AfriSCOOP | lundi 30 mai 2011

par Edem GADEGBEKU, La Rédaction AfriSCOOP à Lomé

(AfriSCOOP Reportage) — L’Afrique fait face ces dernières années à une nouvelle forme de colonisation à travers le phénomène d’accaparement des terres. L’accaparement, c’est l’achat ou la location, à très long terme, de grandes superficies de terres agricoles par des Etats, des multinationales et parfois des opérateurs économiques privés nationaux. Plus de 15 à 20 millions d’hectares de terres agricoles ont déjà fait l’objet de transactions foncières sur le continent noir. Le Togo n’échappe pas à ce phénomène. Des cas d’accaparement ont déjà été constatés ici et là dans certaines localités togolaises. Le dernier en date, et qui est loin d’être le moins inquiétant, est celui du canton de Tové, à Yotokopé ; un village situé dans la préfecture de Yoto (Sud-Togo). Tové a été acheté en totalité par un seul homme. Soit un total de 4.090 hectares “envolés” et près de 4.000 habitants susceptibles de devenir des sans domicile.

Situé à 22 kilomètres d’Ahépé, dans la préfecture de Yoto, le village de Yotokopé vit un problème terrien qui est une nouveauté ici : l’accaparement des terres.
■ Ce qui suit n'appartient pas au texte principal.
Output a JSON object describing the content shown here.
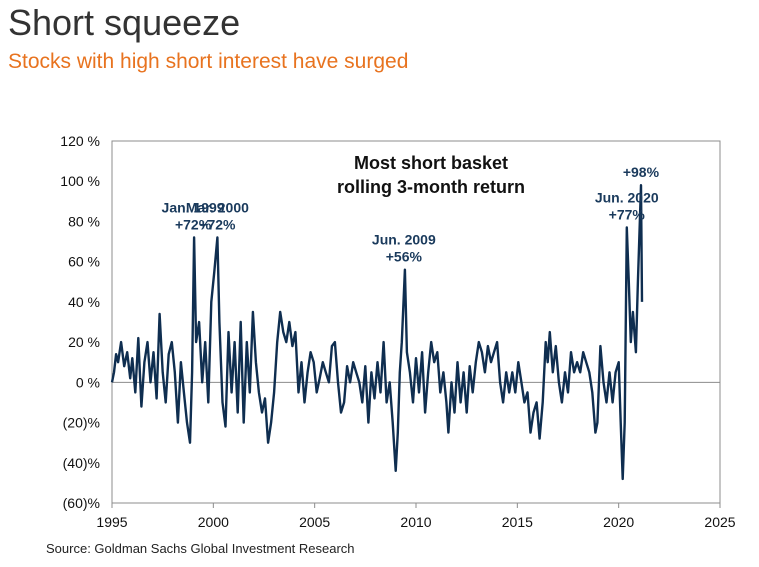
{
  "header": {
    "title": "Short squeeze",
    "subtitle": "Stocks with high short interest have surged"
  },
  "footer": {
    "source": "Source: Goldman Sachs Global Investment Research"
  },
  "colors": {
    "series": "#0f2e50",
    "subtitle": "#e8731f",
    "annotation": "#1a3a5c"
  },
  "chart_data": {
    "type": "line",
    "title": "",
    "inset_title": [
      "Most short basket",
      "rolling 3-month return"
    ],
    "xlabel": "",
    "ylabel": "",
    "xlim": [
      1995,
      2025
    ],
    "ylim": [
      -60,
      120
    ],
    "grid": false,
    "x_ticks": [
      1995,
      2000,
      2005,
      2010,
      2015,
      2020,
      2025
    ],
    "x_tick_labels": [
      "1995",
      "2000",
      "2005",
      "2010",
      "2015",
      "2020",
      "2025"
    ],
    "y_ticks": [
      120,
      100,
      80,
      60,
      40,
      20,
      0,
      -20,
      -40,
      -60
    ],
    "y_tick_labels": [
      "120 %",
      "100 %",
      "80 %",
      "60 %",
      "40 %",
      "20 %",
      "0 %",
      "(20)%",
      "(40)%",
      "(60)%"
    ],
    "annotations": [
      {
        "lines": [
          "Jan. 1999",
          "+72%"
        ],
        "x": 1999.0,
        "y": 72
      },
      {
        "lines": [
          "Mar. 2000",
          "+72%"
        ],
        "x": 2000.2,
        "y": 72
      },
      {
        "lines": [
          "Jun. 2009",
          "+56%"
        ],
        "x": 2009.4,
        "y": 56
      },
      {
        "lines": [
          "Jun. 2020",
          "+77%"
        ],
        "x": 2020.4,
        "y": 77
      },
      {
        "lines": [
          "+98%"
        ],
        "x": 2021.1,
        "y": 98
      }
    ],
    "series": [
      {
        "values": [
          [
            1995.0,
            0
          ],
          [
            1995.1,
            5
          ],
          [
            1995.2,
            14
          ],
          [
            1995.3,
            10
          ],
          [
            1995.45,
            20
          ],
          [
            1995.6,
            8
          ],
          [
            1995.75,
            15
          ],
          [
            1995.9,
            2
          ],
          [
            1996.0,
            12
          ],
          [
            1996.15,
            -5
          ],
          [
            1996.3,
            22
          ],
          [
            1996.45,
            -12
          ],
          [
            1996.6,
            10
          ],
          [
            1996.75,
            20
          ],
          [
            1996.9,
            0
          ],
          [
            1997.05,
            15
          ],
          [
            1997.2,
            -8
          ],
          [
            1997.35,
            34
          ],
          [
            1997.5,
            5
          ],
          [
            1997.65,
            -10
          ],
          [
            1997.8,
            14
          ],
          [
            1997.95,
            20
          ],
          [
            1998.1,
            5
          ],
          [
            1998.25,
            -20
          ],
          [
            1998.4,
            10
          ],
          [
            1998.55,
            -5
          ],
          [
            1998.7,
            -20
          ],
          [
            1998.85,
            -30
          ],
          [
            1998.95,
            5
          ],
          [
            1999.05,
            72
          ],
          [
            1999.15,
            20
          ],
          [
            1999.3,
            30
          ],
          [
            1999.45,
            0
          ],
          [
            1999.6,
            20
          ],
          [
            1999.75,
            -10
          ],
          [
            1999.9,
            40
          ],
          [
            2000.05,
            55
          ],
          [
            2000.2,
            72
          ],
          [
            2000.3,
            30
          ],
          [
            2000.45,
            -10
          ],
          [
            2000.6,
            -22
          ],
          [
            2000.75,
            25
          ],
          [
            2000.9,
            -5
          ],
          [
            2001.05,
            20
          ],
          [
            2001.2,
            -15
          ],
          [
            2001.35,
            30
          ],
          [
            2001.5,
            -20
          ],
          [
            2001.65,
            20
          ],
          [
            2001.8,
            -5
          ],
          [
            2001.95,
            35
          ],
          [
            2002.1,
            10
          ],
          [
            2002.25,
            -5
          ],
          [
            2002.4,
            -15
          ],
          [
            2002.55,
            -8
          ],
          [
            2002.7,
            -30
          ],
          [
            2002.85,
            -20
          ],
          [
            2003.0,
            -5
          ],
          [
            2003.15,
            20
          ],
          [
            2003.3,
            35
          ],
          [
            2003.45,
            25
          ],
          [
            2003.6,
            20
          ],
          [
            2003.75,
            30
          ],
          [
            2003.9,
            18
          ],
          [
            2004.05,
            25
          ],
          [
            2004.2,
            -5
          ],
          [
            2004.35,
            10
          ],
          [
            2004.5,
            -10
          ],
          [
            2004.65,
            5
          ],
          [
            2004.8,
            15
          ],
          [
            2004.95,
            10
          ],
          [
            2005.1,
            -5
          ],
          [
            2005.25,
            2
          ],
          [
            2005.4,
            10
          ],
          [
            2005.55,
            5
          ],
          [
            2005.7,
            0
          ],
          [
            2005.85,
            18
          ],
          [
            2006.0,
            20
          ],
          [
            2006.15,
            0
          ],
          [
            2006.3,
            -15
          ],
          [
            2006.45,
            -10
          ],
          [
            2006.6,
            8
          ],
          [
            2006.75,
            0
          ],
          [
            2006.9,
            10
          ],
          [
            2007.05,
            5
          ],
          [
            2007.2,
            0
          ],
          [
            2007.35,
            -10
          ],
          [
            2007.5,
            8
          ],
          [
            2007.65,
            -20
          ],
          [
            2007.8,
            5
          ],
          [
            2007.95,
            -8
          ],
          [
            2008.1,
            10
          ],
          [
            2008.25,
            -5
          ],
          [
            2008.4,
            20
          ],
          [
            2008.55,
            -10
          ],
          [
            2008.7,
            0
          ],
          [
            2008.85,
            -20
          ],
          [
            2009.0,
            -44
          ],
          [
            2009.1,
            -25
          ],
          [
            2009.2,
            5
          ],
          [
            2009.3,
            20
          ],
          [
            2009.45,
            56
          ],
          [
            2009.55,
            15
          ],
          [
            2009.7,
            5
          ],
          [
            2009.85,
            -10
          ],
          [
            2010.0,
            12
          ],
          [
            2010.15,
            -5
          ],
          [
            2010.3,
            15
          ],
          [
            2010.45,
            -15
          ],
          [
            2010.6,
            5
          ],
          [
            2010.75,
            20
          ],
          [
            2010.9,
            10
          ],
          [
            2011.05,
            15
          ],
          [
            2011.2,
            -5
          ],
          [
            2011.35,
            5
          ],
          [
            2011.5,
            -10
          ],
          [
            2011.6,
            -25
          ],
          [
            2011.75,
            0
          ],
          [
            2011.9,
            -15
          ],
          [
            2012.05,
            10
          ],
          [
            2012.2,
            -10
          ],
          [
            2012.35,
            5
          ],
          [
            2012.5,
            -15
          ],
          [
            2012.65,
            8
          ],
          [
            2012.8,
            -5
          ],
          [
            2012.95,
            10
          ],
          [
            2013.1,
            20
          ],
          [
            2013.25,
            15
          ],
          [
            2013.4,
            5
          ],
          [
            2013.55,
            18
          ],
          [
            2013.7,
            10
          ],
          [
            2013.85,
            15
          ],
          [
            2014.0,
            20
          ],
          [
            2014.15,
            0
          ],
          [
            2014.3,
            -10
          ],
          [
            2014.45,
            5
          ],
          [
            2014.6,
            -5
          ],
          [
            2014.75,
            5
          ],
          [
            2014.9,
            -5
          ],
          [
            2015.05,
            10
          ],
          [
            2015.2,
            0
          ],
          [
            2015.35,
            -10
          ],
          [
            2015.5,
            -5
          ],
          [
            2015.65,
            -25
          ],
          [
            2015.8,
            -15
          ],
          [
            2015.95,
            -10
          ],
          [
            2016.1,
            -28
          ],
          [
            2016.25,
            -10
          ],
          [
            2016.4,
            20
          ],
          [
            2016.5,
            10
          ],
          [
            2016.6,
            25
          ],
          [
            2016.75,
            5
          ],
          [
            2016.9,
            18
          ],
          [
            2017.05,
            0
          ],
          [
            2017.2,
            -10
          ],
          [
            2017.35,
            5
          ],
          [
            2017.5,
            -5
          ],
          [
            2017.65,
            15
          ],
          [
            2017.8,
            5
          ],
          [
            2017.95,
            10
          ],
          [
            2018.1,
            5
          ],
          [
            2018.25,
            15
          ],
          [
            2018.4,
            10
          ],
          [
            2018.55,
            5
          ],
          [
            2018.7,
            -5
          ],
          [
            2018.85,
            -25
          ],
          [
            2018.95,
            -20
          ],
          [
            2019.1,
            18
          ],
          [
            2019.25,
            0
          ],
          [
            2019.4,
            -10
          ],
          [
            2019.55,
            5
          ],
          [
            2019.7,
            -10
          ],
          [
            2019.85,
            5
          ],
          [
            2020.0,
            10
          ],
          [
            2020.1,
            -20
          ],
          [
            2020.2,
            -48
          ],
          [
            2020.3,
            -20
          ],
          [
            2020.4,
            77
          ],
          [
            2020.5,
            50
          ],
          [
            2020.6,
            20
          ],
          [
            2020.7,
            35
          ],
          [
            2020.85,
            15
          ],
          [
            2020.95,
            50
          ],
          [
            2021.1,
            98
          ],
          [
            2021.15,
            40
          ]
        ]
      }
    ]
  }
}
Jadis « zone de chasse » (une forêt classée y est prévue, sur décision officielle en 1990), Yotokopé s’étire sur 18.000 hectares. Les activités champêtres dominent quotidiennement les occupations des habitants de ce “coin du Togo”. A partir de 1983, ceux qui s’y sont installés ont bâti des exploitations agricoles (palmiers à huile, tecks, vivriers) très florissantes et économiquement viables. Du coup, les populations locales ont construit des infrastructures scolaires et sanitaires dans cette zone d’habitation. « Nos parents ont occupé ces espaces sur consigne des autorités qui les ont légués aux fils de la localité à des fins agricoles. C’était une manière de résorber le chômage des jeunes dans cette zone d’habitation. Après la mort de nos parents, il est tout à fait normal que, nous les enfants, nous continuions leurs œuvres. C’est ce à quoi nous nous attelons à travers des groupements agricoles. Aujourd’hui, quand vous arrivez à Yotokopé, vous trouverez des exploitations agricoles très prospères », décrit le responsable local d’un groupement agricole qui a hérité de son défunt père quelques hectares de terres qu’il met en valeur avec d’autres membres de sa collectivité.

En réalité, la population de Yotokopé s’était installée sur les lieux bien avant les années 60. Elle a toujours vécu dans la quiétude sus-décrite quand, un beau matin de novembre 2008, un monsieur originaire du Bénin, surgit et se présenta comme le propriétaire d’une grande superficie de terres de Yotokopé : l’équivalent du canton de Tové, une superficie évaluable à 4.090 hectares ! Cet étranger a circulé de champ en champ, obligeant les populations à partager avec lui les fruits de leurs récoltes, leur bétail, et faisant valoir ses droits de propriétaire sur les terres sus-décrites, témoignent les populations. Tout en ajoutant que le même étranger a blessé à l’aide de flèches et a intimidé les autochtones qui osaient aller à l’encontre de ses injonctions. Devant le front uni des paysans qui se sont subitement mobilisés pour brûler ses équipements topographiques et l’arrêter, l’étranger a pris la fuite. Non sans avoir entrepris des travaux de traçage de voies. Des travaux qui ont provoqué la destruction de plusieurs champs de tecks et d’une quantité importante de palmiers à huile.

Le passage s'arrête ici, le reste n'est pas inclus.